In den Industrienationen gilt die Arteriosklerose - also die langsam fortschreitende Verhärtung und Verengung der Arterien - als die häufigste Todesursache, noch vor dem Krebs in all seinen Varianten. Die Krankheit beeinträchtigt den Blutfluß in den Gefäßen bis hin zur vollständigen Verstopfung. Je nachdem, welche Arterien betroffen sind, ist die Folge ein Herzinfarkt oder ein Schlaganfall.

Ausgelöst wird die Atheriosklerose durch den Einbau von Fettsubstanzen in innere Schichten der Gefäßwand (Plaque). Hier ist vor allem das Cholesterin zu nennen, ein unersetzlicher Baustein
der Zellmembran, der neben zahlreichen weiteren Funktionen für die Steuerung von Hormonen wichtig ist, bei zu hoher Konzentration aber einen gravierenden Risikofaktor darstellt.

Rund 80 Prozent des Cholesterins im menschlichen Körper werden von der Leber produziert, 20 Prozent direkt mit der Nahrung aufgenommen, vor allem aus Fleisch, Eiern und Milchprodukten. Die Substanz tritt in zwei Varianten auf: dem "schlechten" Cholesterin (low-density-lipoprotein / LDL) und dem "guten" HDL (high-density-lipoprotein)-Cholesterin.
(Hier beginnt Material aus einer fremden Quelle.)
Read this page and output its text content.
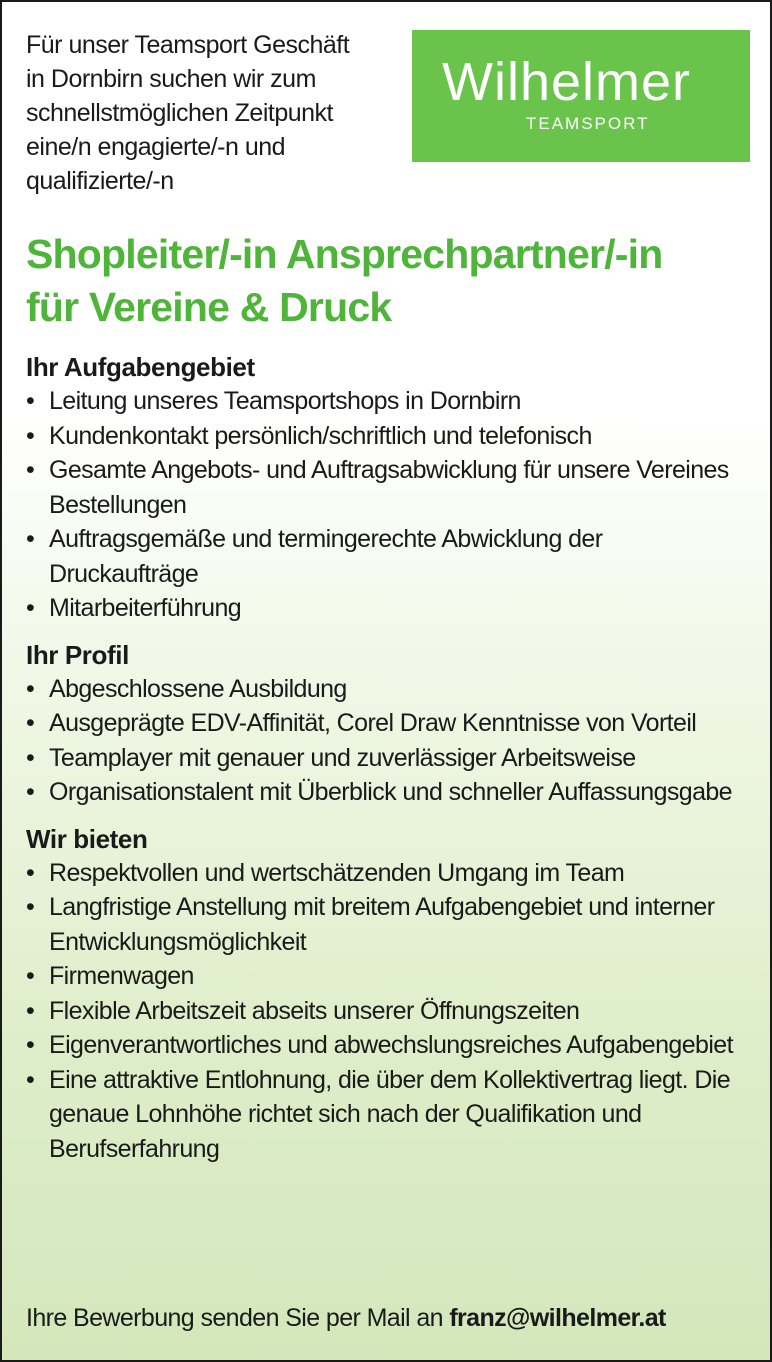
Für unser Teamsport Geschäft
in Dornbirn suchen wir zum
schnellstmöglichen Zeitpunkt
eine/n engagierte/-n und
qualifizierte/-n
Wilhelmer
TEAMSPORT
Shopleiter/-in Ansprechpartner/-in
für Vereine & Druck
Ihr Aufgabengebiet
• Leitung unseres Teamsportshops in Dornbirn
• Kundenkontakt persönlich/schriftlich und telefonisch
• Gesamte Angebots- und Auftragsabwicklung für unsere Vereines Bestellungen
• Auftragsgemäße und termingerechte Abwicklung der Druckaufträge
• Mitarbeiterführung
Ihr Profil
• Abgeschlossene Ausbildung
• Ausgeprägte EDV-Affinität, Corel Draw Kenntnisse von Vorteil
• Teamplayer mit genauer und zuverlässiger Arbeitsweise
• Organisationstalent mit Überblick und schneller Auffassungsgabe
Wir bieten
• Respektvollen und wertschätzenden Umgang im Team
• Langfristige Anstellung mit breitem Aufgabengebiet und interner Entwicklungsmöglichkeit
• Firmenwagen
• Flexible Arbeitszeit abseits unserer Öffnungszeiten
• Eigenverantwortliches und abwechslungsreiches Aufgabengebiet
• Eine attraktive Entlohnung, die über dem Kollektivertrag liegt. Die genaue Lohnhöhe richtet sich nach der Qualifikation und Berufserfahrung
Ihre Bewerbung senden Sie per Mail an franz@wilhelmer.at
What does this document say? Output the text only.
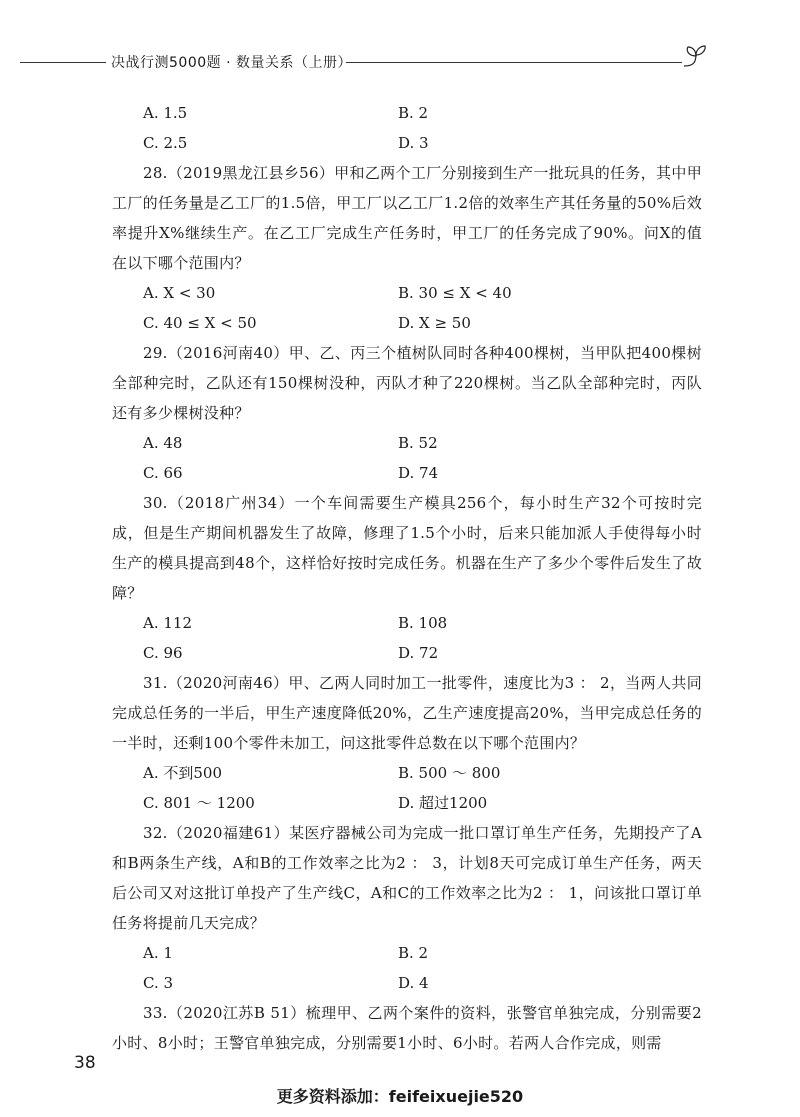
决战行测5000题 · 数量关系（上册）
A. 1.5	B. 2
C. 2.5	D. 3

28.（2019黑龙江县乡56）甲和乙两个工厂分别接到生产一批玩具的任务，其中甲工厂的任务量是乙工厂的1.5倍，甲工厂以乙工厂1.2倍的效率生产其任务量的50%后效率提升X%继续生产。在乙工厂完成生产任务时，甲工厂的任务完成了90%。问X的值在以下哪个范围内？

A. X < 30	B. 30 ≤ X < 40
C. 40 ≤ X < 50	D. X ≥ 50

29.（2016河南40）甲、乙、丙三个植树队同时各种400棵树，当甲队把400棵树全部种完时，乙队还有150棵树没种，丙队才种了220棵树。当乙队全部种完时，丙队还有多少棵树没种？

A. 48	B. 52
C. 66	D. 74

30.（2018广州34）一个车间需要生产模具256个，每小时生产32个可按时完成，但是生产期间机器发生了故障，修理了1.5个小时，后来只能加派人手使得每小时生产的模具提高到48个，这样恰好按时完成任务。机器在生产了多少个零件后发生了故障？

A. 112	B. 108
C. 96	D. 72

31.（2020河南46）甲、乙两人同时加工一批零件，速度比为3 ： 2，当两人共同完成总任务的一半后，甲生产速度降低20%，乙生产速度提高20%，当甲完成总任务的一半时，还剩100个零件未加工，问这批零件总数在以下哪个范围内？

A. 不到500	B. 500 ～ 800
C. 801 ～ 1200	D. 超过1200

32.（2020福建61）某医疗器械公司为完成一批口罩订单生产任务，先期投产了A和B两条生产线，A和B的工作效率之比为2 ： 3，计划8天可完成订单生产任务，两天后公司又对这批订单投产了生产线C，A和C的工作效率之比为2 ： 1，问该批口罩订单任务将提前几天完成？

A. 1	B. 2
C. 3	D. 4

33.（2020江苏B 51）梳理甲、乙两个案件的资料，张警官单独完成，分别需要2小时、8小时；王警官单独完成，分别需要1小时、6小时。若两人合作完成，则需

38
更多资料添加：feifeixuejie520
Im Kampf gegen schwere Gefäßkrankheiten wie Herzinfarkt und Schlaganfall haben die Ärzte sich bisher vor allem darauf konzentriert, das "schlechte" Cholesterin zu senken. Dies läßt sich durch einen bewußten Lebensstil des Patienten, aber auch durch Medikamente erreichen. Wichtige Faktoren sind eine gesunde, fettarme Ernährung, der Verzicht auf das Rauchen, körperliche Bewegung und Reduzierung des Körpergewichts. Bei den Medikamenten gelten heute die sogenannten Statine als "erste Wahl".

Inzwischen gehen die Mediziner einen anderen Weg: Sie versuchen nicht nur, die "schlechten" Cholesterine zu reduzieren, sondern erhöhen gleichzeitig den Anteil des "guten" Cholesterins. Auf der Jahrestagung der American Heart Association Mitte November in New Orleans wurden jetzt die Ergebnisse einer Studie (ARBITER 2) vorgestellt, die eindeutig bestätigen: Bei Patienten, die über längere Zeit einer Kombi-Therapie unterzogen werden, vermindert sich das Infarkt- und Schlaganfallrisiko beträchtlich.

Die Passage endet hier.